Another point more traditional scholars of Indian foreign policy might cavil at is the use of the word "reluctant", given that India has hardly lacked boldness on the global stage, whether it was in building the Non-Aligned Movement during the Cold War, liberation of Bangladesh, nuclear tests in 1974 and 1998, or the Indo-U.S. civil nuclear deal, or more recently, the bombing of installations at Balakot in Pakistan after the Pulwama attack.

Measured approach
Making India Great follows the author's previous work From Chanakya to Modi: Evolution of India's Foreign Policy, (2017), but is a contrast to it. While the previous book followed the arc of India's rise on an upward trajectory since Independence, and spoke of a consistent thread in Indian foreign policy, the author's latest offering suggests the road ahead isn't quite as smooth. This is a more measured and critical look at the challenges to Indian diplomacy posed by India's domestic trajectory, tapering economic growth, lack of reforms in institutions, defence capabilities and the government's struggles in providing for India's burgeoning population.

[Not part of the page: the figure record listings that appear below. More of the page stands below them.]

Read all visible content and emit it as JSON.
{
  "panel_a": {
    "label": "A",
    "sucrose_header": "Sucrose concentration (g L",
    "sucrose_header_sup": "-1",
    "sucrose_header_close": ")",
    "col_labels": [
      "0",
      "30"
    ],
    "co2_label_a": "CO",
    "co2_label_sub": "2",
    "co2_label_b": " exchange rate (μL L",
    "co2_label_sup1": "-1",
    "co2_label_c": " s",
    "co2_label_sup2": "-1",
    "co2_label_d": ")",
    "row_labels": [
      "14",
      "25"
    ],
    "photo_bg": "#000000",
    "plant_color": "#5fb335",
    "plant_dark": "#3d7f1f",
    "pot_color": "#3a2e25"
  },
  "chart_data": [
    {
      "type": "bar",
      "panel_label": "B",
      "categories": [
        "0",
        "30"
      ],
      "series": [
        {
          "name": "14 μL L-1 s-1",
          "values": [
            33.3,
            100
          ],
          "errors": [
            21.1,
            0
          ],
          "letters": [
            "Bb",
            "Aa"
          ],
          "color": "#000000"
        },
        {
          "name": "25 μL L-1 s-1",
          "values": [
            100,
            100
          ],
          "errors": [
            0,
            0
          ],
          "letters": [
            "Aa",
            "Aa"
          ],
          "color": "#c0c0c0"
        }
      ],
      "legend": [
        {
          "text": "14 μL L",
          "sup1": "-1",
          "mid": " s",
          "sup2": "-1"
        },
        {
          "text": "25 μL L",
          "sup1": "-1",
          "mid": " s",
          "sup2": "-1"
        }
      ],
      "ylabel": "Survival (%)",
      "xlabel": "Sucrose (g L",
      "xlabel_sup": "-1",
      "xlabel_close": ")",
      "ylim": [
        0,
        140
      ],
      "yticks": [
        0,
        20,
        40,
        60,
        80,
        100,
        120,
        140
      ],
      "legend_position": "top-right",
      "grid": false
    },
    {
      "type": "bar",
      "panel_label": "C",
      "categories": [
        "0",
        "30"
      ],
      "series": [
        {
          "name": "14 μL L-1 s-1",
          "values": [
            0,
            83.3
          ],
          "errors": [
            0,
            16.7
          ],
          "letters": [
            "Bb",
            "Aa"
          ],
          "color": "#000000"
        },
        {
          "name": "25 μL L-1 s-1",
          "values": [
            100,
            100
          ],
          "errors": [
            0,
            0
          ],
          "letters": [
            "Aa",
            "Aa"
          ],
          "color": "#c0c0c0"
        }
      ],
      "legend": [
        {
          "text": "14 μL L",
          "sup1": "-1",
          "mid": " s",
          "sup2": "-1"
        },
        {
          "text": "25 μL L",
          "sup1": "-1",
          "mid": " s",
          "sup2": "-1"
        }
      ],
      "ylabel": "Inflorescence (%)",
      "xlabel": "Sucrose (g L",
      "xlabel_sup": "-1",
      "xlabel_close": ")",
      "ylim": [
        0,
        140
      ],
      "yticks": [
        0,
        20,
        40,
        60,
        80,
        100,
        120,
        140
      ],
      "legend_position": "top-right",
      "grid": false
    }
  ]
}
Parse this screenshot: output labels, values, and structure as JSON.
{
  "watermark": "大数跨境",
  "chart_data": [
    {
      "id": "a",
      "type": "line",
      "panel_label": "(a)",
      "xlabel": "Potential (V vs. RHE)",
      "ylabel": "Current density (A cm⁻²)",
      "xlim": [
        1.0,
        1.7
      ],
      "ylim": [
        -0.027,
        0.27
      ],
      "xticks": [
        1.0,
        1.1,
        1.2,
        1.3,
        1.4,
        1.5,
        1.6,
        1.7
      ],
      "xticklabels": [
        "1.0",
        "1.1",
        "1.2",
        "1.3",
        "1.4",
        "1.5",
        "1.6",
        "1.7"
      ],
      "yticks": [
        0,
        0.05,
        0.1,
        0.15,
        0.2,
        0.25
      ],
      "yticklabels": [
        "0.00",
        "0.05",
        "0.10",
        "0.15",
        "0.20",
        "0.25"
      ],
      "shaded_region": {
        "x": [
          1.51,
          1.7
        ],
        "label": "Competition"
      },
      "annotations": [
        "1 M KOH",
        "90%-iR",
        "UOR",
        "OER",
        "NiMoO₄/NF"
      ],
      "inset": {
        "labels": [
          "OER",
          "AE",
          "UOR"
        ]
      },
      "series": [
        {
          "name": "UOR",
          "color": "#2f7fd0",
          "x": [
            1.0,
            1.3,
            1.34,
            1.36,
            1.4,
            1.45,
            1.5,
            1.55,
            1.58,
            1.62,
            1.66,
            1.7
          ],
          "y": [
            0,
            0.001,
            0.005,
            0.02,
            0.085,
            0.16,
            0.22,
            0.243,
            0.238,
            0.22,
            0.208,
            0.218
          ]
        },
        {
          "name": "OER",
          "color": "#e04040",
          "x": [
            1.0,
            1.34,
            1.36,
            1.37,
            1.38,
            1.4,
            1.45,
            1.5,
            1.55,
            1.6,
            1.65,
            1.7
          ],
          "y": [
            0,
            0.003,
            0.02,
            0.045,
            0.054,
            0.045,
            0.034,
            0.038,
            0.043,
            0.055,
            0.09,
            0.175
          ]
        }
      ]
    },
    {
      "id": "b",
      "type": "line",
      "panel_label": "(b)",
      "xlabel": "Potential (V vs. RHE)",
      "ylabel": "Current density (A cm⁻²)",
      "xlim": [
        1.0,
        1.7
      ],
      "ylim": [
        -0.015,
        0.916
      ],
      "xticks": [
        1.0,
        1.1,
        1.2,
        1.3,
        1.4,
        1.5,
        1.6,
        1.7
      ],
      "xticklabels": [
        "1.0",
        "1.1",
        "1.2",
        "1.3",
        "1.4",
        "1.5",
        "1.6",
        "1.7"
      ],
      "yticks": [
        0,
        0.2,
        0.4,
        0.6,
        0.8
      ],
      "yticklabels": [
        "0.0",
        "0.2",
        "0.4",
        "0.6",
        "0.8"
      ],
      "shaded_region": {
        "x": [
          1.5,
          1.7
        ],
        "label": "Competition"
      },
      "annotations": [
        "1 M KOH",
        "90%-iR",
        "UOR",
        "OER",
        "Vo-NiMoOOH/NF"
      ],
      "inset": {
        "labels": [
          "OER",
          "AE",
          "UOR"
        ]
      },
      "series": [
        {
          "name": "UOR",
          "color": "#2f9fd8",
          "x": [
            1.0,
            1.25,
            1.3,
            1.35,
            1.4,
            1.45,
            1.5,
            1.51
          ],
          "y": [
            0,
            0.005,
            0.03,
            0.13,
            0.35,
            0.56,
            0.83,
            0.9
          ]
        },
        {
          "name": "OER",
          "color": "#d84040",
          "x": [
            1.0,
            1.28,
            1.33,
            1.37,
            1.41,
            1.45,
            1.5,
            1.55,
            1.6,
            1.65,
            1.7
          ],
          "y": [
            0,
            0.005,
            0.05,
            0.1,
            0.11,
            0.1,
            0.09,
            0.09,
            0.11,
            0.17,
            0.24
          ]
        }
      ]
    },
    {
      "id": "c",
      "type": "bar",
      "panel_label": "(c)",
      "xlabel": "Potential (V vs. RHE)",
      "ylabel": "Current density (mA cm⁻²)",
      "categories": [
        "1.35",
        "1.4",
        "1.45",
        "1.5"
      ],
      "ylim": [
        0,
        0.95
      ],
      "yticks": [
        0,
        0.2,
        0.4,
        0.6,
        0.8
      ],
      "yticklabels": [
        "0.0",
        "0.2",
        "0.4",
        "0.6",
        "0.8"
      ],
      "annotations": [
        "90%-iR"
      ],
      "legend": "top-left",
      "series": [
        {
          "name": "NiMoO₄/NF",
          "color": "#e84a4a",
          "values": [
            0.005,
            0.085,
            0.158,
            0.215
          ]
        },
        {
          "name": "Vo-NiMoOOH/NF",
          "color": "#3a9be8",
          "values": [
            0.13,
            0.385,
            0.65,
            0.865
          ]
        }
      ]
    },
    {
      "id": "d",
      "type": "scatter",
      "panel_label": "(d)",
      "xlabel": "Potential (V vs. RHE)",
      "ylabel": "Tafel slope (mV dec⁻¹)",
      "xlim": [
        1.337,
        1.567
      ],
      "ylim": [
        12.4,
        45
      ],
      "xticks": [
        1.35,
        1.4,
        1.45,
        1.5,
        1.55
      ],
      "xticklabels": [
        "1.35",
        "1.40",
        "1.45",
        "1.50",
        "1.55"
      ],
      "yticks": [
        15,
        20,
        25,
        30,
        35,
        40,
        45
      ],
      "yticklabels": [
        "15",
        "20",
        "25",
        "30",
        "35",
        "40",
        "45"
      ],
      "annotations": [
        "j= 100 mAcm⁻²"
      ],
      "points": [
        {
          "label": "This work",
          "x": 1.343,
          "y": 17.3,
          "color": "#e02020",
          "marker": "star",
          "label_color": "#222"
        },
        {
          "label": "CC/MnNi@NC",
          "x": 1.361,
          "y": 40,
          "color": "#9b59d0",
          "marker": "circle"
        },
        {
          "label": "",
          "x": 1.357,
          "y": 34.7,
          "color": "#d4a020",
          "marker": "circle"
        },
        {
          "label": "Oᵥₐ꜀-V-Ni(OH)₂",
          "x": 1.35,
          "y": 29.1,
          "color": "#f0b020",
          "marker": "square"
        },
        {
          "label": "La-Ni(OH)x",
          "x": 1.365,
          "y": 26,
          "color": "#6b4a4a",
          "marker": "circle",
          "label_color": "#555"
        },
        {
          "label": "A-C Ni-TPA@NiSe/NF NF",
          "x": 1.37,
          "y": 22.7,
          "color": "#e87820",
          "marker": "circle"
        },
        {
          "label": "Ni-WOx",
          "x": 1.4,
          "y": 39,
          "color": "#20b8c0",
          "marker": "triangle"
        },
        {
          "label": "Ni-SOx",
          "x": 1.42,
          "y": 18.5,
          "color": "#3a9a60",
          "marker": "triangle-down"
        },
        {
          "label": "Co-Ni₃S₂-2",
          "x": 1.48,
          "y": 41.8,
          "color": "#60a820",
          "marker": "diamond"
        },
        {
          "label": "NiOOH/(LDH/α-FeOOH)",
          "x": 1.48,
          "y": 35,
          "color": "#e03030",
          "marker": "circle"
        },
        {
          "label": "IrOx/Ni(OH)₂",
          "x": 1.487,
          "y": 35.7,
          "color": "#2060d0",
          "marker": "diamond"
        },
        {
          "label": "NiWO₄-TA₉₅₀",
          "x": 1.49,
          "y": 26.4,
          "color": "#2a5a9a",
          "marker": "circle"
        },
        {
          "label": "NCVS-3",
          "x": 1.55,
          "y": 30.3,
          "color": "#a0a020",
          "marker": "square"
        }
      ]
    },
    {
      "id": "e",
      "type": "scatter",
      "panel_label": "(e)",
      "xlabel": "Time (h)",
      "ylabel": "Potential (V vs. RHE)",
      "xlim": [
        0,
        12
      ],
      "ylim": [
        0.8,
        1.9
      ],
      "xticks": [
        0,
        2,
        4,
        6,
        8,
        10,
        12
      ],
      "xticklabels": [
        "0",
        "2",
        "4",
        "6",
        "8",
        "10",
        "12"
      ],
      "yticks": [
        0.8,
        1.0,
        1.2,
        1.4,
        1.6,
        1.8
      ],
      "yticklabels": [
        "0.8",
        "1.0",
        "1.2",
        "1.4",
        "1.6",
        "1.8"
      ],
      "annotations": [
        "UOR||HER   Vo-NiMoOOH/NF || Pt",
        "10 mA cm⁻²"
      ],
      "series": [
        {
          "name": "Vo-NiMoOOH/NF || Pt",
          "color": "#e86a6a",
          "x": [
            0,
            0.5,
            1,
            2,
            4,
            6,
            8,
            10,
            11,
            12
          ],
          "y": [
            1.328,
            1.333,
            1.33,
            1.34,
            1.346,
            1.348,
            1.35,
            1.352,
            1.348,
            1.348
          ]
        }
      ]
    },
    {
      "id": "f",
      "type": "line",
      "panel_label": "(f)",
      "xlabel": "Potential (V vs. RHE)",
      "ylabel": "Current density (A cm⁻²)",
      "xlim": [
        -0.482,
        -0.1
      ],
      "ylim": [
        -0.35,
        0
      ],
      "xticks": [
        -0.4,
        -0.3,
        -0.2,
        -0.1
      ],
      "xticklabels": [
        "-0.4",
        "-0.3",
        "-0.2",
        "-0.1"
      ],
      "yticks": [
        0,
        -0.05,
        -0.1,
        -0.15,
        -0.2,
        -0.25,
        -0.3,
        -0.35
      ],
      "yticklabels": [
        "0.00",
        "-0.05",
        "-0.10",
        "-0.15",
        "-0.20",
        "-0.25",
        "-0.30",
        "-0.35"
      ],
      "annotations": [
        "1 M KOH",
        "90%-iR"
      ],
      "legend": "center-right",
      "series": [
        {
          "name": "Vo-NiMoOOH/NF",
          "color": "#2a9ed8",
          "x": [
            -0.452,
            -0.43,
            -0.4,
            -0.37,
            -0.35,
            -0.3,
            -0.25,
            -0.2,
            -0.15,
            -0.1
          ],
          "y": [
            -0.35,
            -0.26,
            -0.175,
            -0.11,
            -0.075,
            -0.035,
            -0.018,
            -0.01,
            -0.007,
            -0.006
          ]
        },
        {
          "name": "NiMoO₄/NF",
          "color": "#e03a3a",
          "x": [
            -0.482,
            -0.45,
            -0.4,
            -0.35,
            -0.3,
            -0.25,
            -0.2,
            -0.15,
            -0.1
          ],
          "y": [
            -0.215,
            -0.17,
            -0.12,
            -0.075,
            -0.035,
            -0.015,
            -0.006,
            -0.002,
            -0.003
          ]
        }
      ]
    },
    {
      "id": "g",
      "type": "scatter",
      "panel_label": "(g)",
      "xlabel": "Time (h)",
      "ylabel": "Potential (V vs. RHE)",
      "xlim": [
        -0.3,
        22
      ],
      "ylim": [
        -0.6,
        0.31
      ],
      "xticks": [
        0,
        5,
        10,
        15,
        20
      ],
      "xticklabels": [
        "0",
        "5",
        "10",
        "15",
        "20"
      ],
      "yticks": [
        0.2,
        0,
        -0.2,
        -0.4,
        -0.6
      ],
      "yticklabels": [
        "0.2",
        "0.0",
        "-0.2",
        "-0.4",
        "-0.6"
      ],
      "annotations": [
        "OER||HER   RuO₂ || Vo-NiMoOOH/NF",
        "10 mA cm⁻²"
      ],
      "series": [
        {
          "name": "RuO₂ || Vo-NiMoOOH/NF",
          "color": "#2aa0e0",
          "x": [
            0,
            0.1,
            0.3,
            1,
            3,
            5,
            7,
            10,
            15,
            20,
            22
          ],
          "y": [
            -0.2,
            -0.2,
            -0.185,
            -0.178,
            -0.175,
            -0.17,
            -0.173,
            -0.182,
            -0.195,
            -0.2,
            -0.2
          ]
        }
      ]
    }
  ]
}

The book offers some advice on these issues, with a spotlight on the economic and bureaucratic reforms that global investors still await, and includes an interesting mini-essay on the state of India's foreign policy institutions.
The book also focuses on the Modi government's shift towards more majoritarian policies, suggesting that India's grand ambitions on the global stage, including a permanent seat at the UN Security Council, can't be realised if it "turns back the clock" on rights of minorities, lower castes, and women. Pande is by no means a jaded critic of the government and its policies, and had even praised PM Modi in an interview last year for bringing "enthusiasm and passion" to Indian foreign policy not seen since Jawaharlal Nehru was Prime Minister. The book is prescient in that sense, and the concerns it raises are being increasingly vocalised by international commentators like economist Joseph Stiglitz, who said recently that internal divisions in the country fuelled by the state will inevitably "undermine" India's economic prosperity.
In a similar vein, the book concludes that while pride in ancient traditions and history have built India's foundations, hyper-nationalism will only weaken its rise as a modern structure.